Washington - The United States is making progress in Afghanistan but the war has been "harder and slower than anyone anticipated", CIA chief Leon Panetta said on Sunday.

"We're dealing with a tribal society. We're dealing with a country that has problems with governance, problems with corruption, problems with narcotics trafficking, problems with a Taliban insurgency.

The nearly nine-year-old war has been "a very tough fight. We are making progress. But it's harder and slower than anyone anticipated", he told the ABC network's This Week programme.

Emboldened perhaps by divisions in the US war effort exposed by the sacking this week of Afghan commander General Stanley McChrystal, Taliban attacks are on the rise - a fact Panetta did not attempt to hide.

"I think the Taliban obviously is engaged in greater violence right now. They're doing more on IED's (improvised explosive devices). They're going after our troops.

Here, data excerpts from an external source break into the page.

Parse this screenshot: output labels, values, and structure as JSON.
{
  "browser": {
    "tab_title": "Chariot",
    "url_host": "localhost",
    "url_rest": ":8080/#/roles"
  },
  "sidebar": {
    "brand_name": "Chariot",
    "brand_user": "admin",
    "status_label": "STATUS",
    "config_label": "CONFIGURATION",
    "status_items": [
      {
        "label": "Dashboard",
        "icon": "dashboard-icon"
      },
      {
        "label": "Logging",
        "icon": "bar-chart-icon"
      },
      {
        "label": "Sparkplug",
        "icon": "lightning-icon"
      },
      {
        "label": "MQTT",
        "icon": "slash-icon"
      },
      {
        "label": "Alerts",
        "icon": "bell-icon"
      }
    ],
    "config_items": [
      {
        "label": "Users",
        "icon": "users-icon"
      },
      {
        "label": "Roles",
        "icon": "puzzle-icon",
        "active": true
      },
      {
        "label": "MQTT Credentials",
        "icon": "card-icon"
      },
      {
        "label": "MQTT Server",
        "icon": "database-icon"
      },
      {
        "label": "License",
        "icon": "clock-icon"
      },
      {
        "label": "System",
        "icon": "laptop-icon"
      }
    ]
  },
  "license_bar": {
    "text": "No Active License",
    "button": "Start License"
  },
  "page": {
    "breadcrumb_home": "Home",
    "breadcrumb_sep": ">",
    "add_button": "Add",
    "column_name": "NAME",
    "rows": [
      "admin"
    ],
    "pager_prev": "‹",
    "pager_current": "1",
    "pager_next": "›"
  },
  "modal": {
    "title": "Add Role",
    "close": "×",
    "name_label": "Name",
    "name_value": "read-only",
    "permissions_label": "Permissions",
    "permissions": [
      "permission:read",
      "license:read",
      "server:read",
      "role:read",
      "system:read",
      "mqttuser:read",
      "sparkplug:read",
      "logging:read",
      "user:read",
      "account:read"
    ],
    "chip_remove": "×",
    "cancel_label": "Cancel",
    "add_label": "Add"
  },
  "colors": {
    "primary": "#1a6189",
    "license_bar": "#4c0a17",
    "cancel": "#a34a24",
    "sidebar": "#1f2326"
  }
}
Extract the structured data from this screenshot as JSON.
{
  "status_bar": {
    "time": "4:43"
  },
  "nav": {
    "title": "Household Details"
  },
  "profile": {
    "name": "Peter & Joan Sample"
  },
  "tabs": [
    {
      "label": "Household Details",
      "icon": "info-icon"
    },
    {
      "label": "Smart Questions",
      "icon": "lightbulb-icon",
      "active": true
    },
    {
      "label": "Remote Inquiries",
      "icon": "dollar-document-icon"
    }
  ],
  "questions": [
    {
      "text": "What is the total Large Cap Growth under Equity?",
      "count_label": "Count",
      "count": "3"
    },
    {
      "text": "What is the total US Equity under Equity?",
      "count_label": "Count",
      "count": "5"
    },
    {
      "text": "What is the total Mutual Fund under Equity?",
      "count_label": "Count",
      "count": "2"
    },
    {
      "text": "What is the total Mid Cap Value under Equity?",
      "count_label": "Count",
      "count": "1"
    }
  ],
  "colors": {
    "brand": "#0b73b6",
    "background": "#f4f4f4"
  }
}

There's no question about that."

Panetta, installed last year as President Barack Obama's Central Intelligence Agency chief, also stressed that "the fundamental key is whether the Afghans accept responsibility" for taking over the battle against the insurgency once foreign troops pull out of the country.

"I think the fundamental key, the key to success or failure is whether the Afghans accept responsibility, are able to deploy an effective army and police force to maintain stability.

Panetta said the "fundamental goal" of the US mission in Afghanistan was to rid the country of Al-Qaeda.

"Winning in Afghanistan is having a country that is stable enough to ensure that there is no safe haven for Al-Qaeda or for a militant Taliban that welcomes Al-Qaeda," he said.

"That's really the measure of success for the United States. Our purpose, our whole mission there is to make sure that Al-Qaeda never finds another safe haven from which to attack this country."